I am heading to Jamaica again soon and thought I would write about teaching to a group that does not speak English. This has happened to me quite a few times, but I’m thinking particularly of a week I taught in Mexico and my 4:30 step class. This group was fabulous, but nobody spoke English, and I mean nobody! Unfortunately, I speak only English, so at first I was a bit intimidated, but made sure to welcome everyone with a smile and helped get them set up properly. I also pointed to my tennis shoes, or “sneakers” and nodded “yes” to make sure they knew to have the proper footwear and did the same thing with my water bottle. Hydration is critical in these hot, humid climates, especially when our participants are probably drinking more alcohol than usual!
I started some great music and got them marching. From that point, I used all physical queuing and very basic movements in the beginning. Oh, I would verbally count down with my physical counts, as they knew English numbers from 1-8 and 8-1. As we got comfortable with each other, I added more complex choreography on top of the basics and started to “layer” a bit. As the group picked up the choreography, I would clap and give encouragement physically and smile……a lot.

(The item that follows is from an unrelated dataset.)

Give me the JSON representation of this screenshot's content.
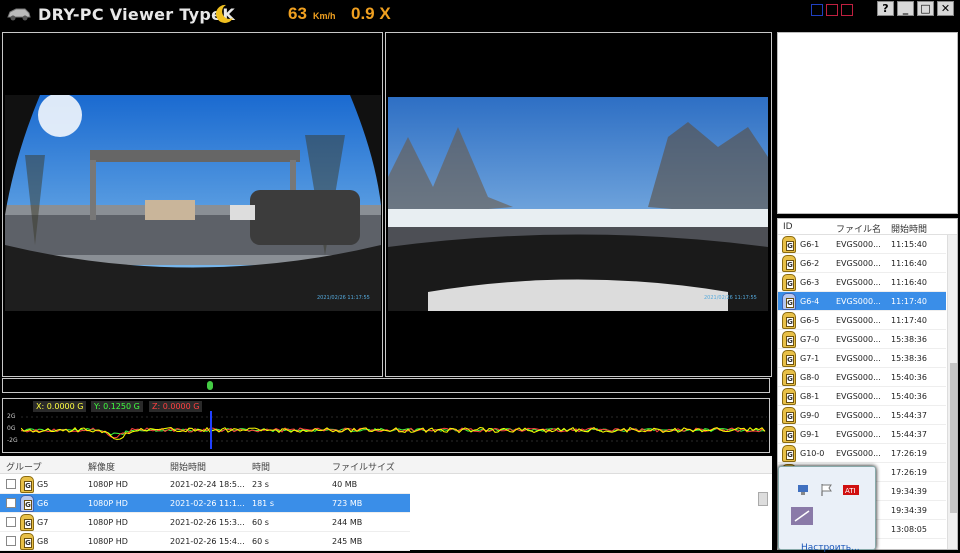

The same people came back Monday through Saturday, with a few new people each day, so I was able to get quite complex with choreography by the end of the week. I would review what we had done previously early in the class and then add new elements each day, so they would leave feeling successful.
At the end of each class I made sure to have a towel for each participant and made eye contact with each one of them. This was my way of letting them know I appreciated them coming and that they had done a good job. I also tried to put away each of their equipment while they were stretching after I cued them, so they were ready to leave after we were done stretching. I always said “thank you” to each one of them as well, as this is a pretty universally understood word.
I used the same basic principles in the aqua classes I taught at this resort and they were the biggest classes I have ever had on my working vacations….between 50 and 70 people each day. The resort entertainment staff would put on a house mix of music for me to use during class and the guests loved it because it was a mix of German, French, Italian, Spanish and American house dance music so everyone was happy! It was a blast. If the resort you are teaching at has an overhead stereo system by the pool, see if the staff has some music they will play for you during your class.
Trust your physical cueing skills and think big.Â Over emphasize your physical directions and ability to convey what you want the guests to do. They will do it!